For the data model above.
SELECT AccountNo,
ClosingDate = DATEADD( DD, -1 Date ), -- show last day of previous
ClosingBalance,
CurrentBalance = ClosingBalance + (
SELECT SUM( Amount )
FROM AccountTransaction
WHERE AccountNo = @AccountNo
AND TransactionTypeCode IN ( "A", "D" )
AND DateTime >= CONVERT( CHAR(6), GETDATE(), 2 ) + "01"
) - (
SELECT SUM( Amount )
FROM AccountTransaction
WHERE AccountNo = @AccountNo
AND TransactionTypeCode NOT IN ( "A", "D" )
AND DateTime >= CONVERT( CHAR(6), GETDATE(), 2 ) + "01"
)
FROM AccountStatement
WHERE AccountNo = @AccountNo
AND Date = CONVERT( CHAR(6), GETDATE(), 2 ) + "01"

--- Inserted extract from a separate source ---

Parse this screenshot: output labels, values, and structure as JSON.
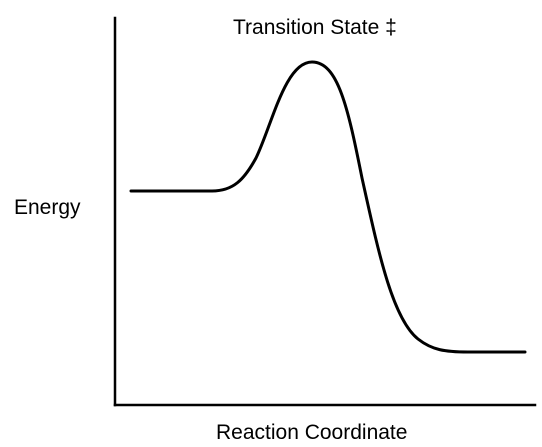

By denormalising that transactions log I trade normal form for more convenient queries and less changes in views/materialised views when I add more tx types
God help me.
When you go against Standards, you place yourself in a third-world position, where things that are not supposed to break, that never break in first-world countries, break.
It is probably not a good idea to seek the right answer from an authority, and then argue against it, or argue for your sub-standard method.
Denormalising (here) causes an Update Anomaly, the duplicated column, that can be derived from TransactionTypeCode. You want ease of coding, but you are willing to code it in two places, rather than one. That is exactly the kind of code that is prone to errors.
A database that is fully Normalised according to Dr E F Codd's Relational Model provides for the easiest, the most logical, straight-forward code. (In my work, I contractually guarantee every report can be serviced by a single SELECT
.)
ENUM
is not SQL. (The freeware NONsql suites have no SQL compliance, but they do have extras which are not required in SQL.) If ever your app graduates to a commercial SQL platform, you will have to re-write all those ENUMs
as ordinary LookUp tables. With a CHAR(1)
or a INT
as the PK. Then you will appreciate that it is actually a table with a PK.
An error has a value of zero (it also has negative consequences). A truth has a value of one. I would not trade a one for a zero. Therefore it is not a trade-off. It is just your development decision.